Removing an unwanted object from an image now takes just a few seconds on a smartphone.
Doing the same on a video can require tens of minutes of computation on a modern GPU.
This accessibility gap is no coincidence: video inpainting relies predominantly on diffusion models
whose computational cost grows linearly with the temporal dimension.
We propose FM²FVI, a frugal approach to video inpainting based on
Flow Matching, a recent generative modeling framework
closely related to diffusion models. Flow Matching offers several advantages:
mathematical simplicity, the ability to handle non-Gaussian source distributions,
connections to optimal transport, and most importantly, fast sampling with fewer function evaluations.
Our first contribution is a complete and modular library for training Flow Matching models,
supporting all state-of-the-art parameterizations including schedulers, sampling strategies,
loss functions, ODE solvers, and guidance modes.

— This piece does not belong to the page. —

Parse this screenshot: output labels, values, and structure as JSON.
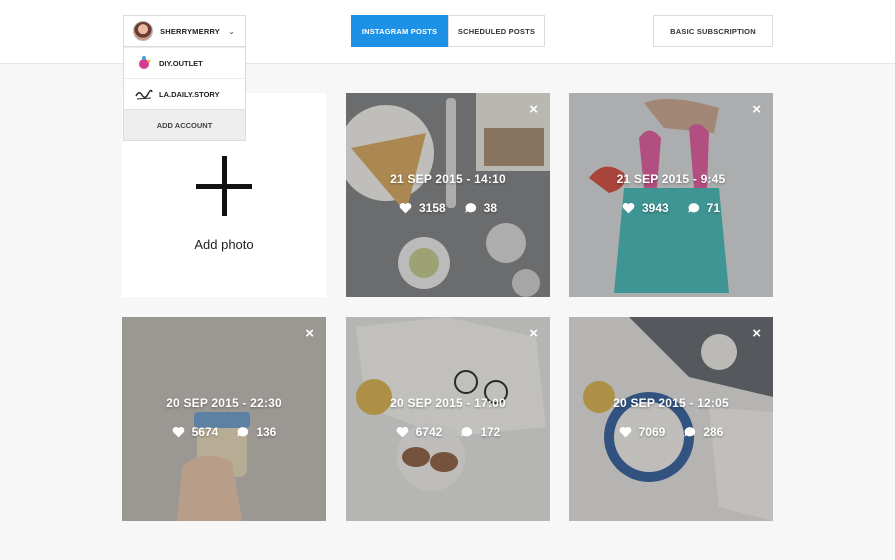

We then develop two image inpainting methodologies based solely on image self-similarity,
avoiding priors from large datasets that may raise ethical or legal concerns.
Finally, we extend our most promising approach to video inpainting, demonstrating that
it is possible to achieve visually satisfying results with a model using
fewer than 500,000 parameters, trained on a single video.
This represents a significant step toward democratizing video editing
on consumer hardware while reducing energy consumption and environmental impact.